Isolation − There may be many transaction processing with the same data set at the same time. Each transaction should be isolated from others to prevent data corruption.
Durability − Once a transaction has completed, the results of this transaction have to be made permanent and cannot be erased from the database due to system failure.

Spring supports two types of transaction management −
Programmatic transaction management − This means that you have to manage the transaction with the help of programming. That gives you extreme flexibility, but it is difficult to maintain.
Declarative transaction management − This means you separate transaction management from the business code.
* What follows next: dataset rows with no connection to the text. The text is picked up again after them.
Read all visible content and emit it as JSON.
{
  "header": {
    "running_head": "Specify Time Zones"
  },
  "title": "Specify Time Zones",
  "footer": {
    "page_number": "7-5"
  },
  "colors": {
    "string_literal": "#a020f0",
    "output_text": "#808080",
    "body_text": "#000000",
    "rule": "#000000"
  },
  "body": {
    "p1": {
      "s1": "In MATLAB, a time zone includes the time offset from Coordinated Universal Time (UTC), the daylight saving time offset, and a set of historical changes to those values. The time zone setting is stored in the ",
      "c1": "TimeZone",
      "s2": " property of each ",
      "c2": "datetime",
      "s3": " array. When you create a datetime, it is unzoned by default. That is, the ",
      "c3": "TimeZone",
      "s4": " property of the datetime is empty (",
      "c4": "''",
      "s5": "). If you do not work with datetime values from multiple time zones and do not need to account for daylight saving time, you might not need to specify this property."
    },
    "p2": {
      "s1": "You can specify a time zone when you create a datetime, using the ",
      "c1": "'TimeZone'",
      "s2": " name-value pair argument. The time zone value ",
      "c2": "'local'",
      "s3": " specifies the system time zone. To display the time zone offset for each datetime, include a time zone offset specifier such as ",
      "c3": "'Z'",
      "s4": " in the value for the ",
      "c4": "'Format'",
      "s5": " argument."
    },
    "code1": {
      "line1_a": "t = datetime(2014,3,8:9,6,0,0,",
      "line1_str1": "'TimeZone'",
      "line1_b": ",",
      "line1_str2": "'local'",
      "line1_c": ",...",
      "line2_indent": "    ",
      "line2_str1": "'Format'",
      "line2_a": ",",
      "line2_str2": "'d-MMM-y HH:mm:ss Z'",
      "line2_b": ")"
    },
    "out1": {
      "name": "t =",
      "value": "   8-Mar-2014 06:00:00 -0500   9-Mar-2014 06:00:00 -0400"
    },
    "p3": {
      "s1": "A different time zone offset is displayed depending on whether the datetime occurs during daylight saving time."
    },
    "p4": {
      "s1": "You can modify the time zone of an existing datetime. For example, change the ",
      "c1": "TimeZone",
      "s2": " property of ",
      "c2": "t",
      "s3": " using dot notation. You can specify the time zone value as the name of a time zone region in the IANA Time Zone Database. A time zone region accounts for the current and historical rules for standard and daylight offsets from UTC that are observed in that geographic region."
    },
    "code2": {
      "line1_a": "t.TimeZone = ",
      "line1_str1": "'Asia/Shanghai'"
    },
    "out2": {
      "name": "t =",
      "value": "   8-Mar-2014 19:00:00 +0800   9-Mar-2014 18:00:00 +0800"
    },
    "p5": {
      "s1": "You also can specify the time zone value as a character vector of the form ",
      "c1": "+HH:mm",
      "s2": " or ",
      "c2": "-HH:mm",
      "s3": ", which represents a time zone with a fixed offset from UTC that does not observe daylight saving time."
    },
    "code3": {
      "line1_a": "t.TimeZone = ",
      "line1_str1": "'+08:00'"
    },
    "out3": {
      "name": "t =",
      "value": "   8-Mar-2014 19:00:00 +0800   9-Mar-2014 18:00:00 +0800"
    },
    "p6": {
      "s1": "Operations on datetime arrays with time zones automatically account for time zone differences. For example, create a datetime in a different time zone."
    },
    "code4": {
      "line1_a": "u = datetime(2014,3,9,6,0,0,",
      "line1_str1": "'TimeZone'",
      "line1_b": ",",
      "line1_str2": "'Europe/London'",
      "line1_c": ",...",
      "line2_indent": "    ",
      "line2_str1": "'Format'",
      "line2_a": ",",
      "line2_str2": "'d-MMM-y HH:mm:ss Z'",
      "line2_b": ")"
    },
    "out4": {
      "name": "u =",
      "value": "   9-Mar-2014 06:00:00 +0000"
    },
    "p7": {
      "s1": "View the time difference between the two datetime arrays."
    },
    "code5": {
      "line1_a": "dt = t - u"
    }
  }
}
You only use annotations or XML-based configuration to manage the transactions. Spring supports declarative transaction management through the Spring AOP framework.

Isolation & Description
1) TransactionDefinition.ISOLATION_DEFAULT
This is the default isolation level.
2) TransactionDefinition.ISOLATION_READ_COMMITTED
Indicates that dirty reads are prevented; non-repeatable reads and phantom reads can occur.
3) TransactionDefinition.ISOLATION_READ_UNCOMMITTED
Indicates that dirty reads, non-repeatable reads, and phantom reads can occur.
4) TransactionDefinition.ISOLATION_REPEATABLE_READ
Indicates that dirty reads and non-repeatable reads are prevented; phantom reads can occur.
5) TransactionDefinition.ISOLATION_SERIALIZABLE
Indicates that dirty reads, non-repeatable reads, and phantom reads are prevented.


Propagation & Description
1) TransactionDefinition.PROPAGATION_MANDATORY
Supports a current transaction; throws an exception if no current transaction exists.
2) TransactionDefinition.PROPAGATION_NESTED
Executes within a nested transaction if a current transaction exists.
3) TransactionDefinition.PROPAGATION_NEVER
Does not support a current transaction; throws an exception if a current transaction exists.
4) TransactionDefinition.PROPAGATION_NOT_SUPPORTED
Does not support a current transaction; rather always execute nontransactionally.
5) TransactionDefinition.PROPAGATION_REQUIRED
Supports a current transaction; creates a new one if none exists.
6) TransactionDefinition.PROPAGATION_REQUIRES_NEW
Creates a new transaction, suspending the current transaction if one exists.
7) TransactionDefinition.PROPAGATION_SUPPORTS
Supports a current transaction; executes non-transactionally if none exists.
8) TransactionDefinition.TIMEOUT_DEFAULT
Uses the default timeout of the underlying transaction system, or none if timeouts are not supported.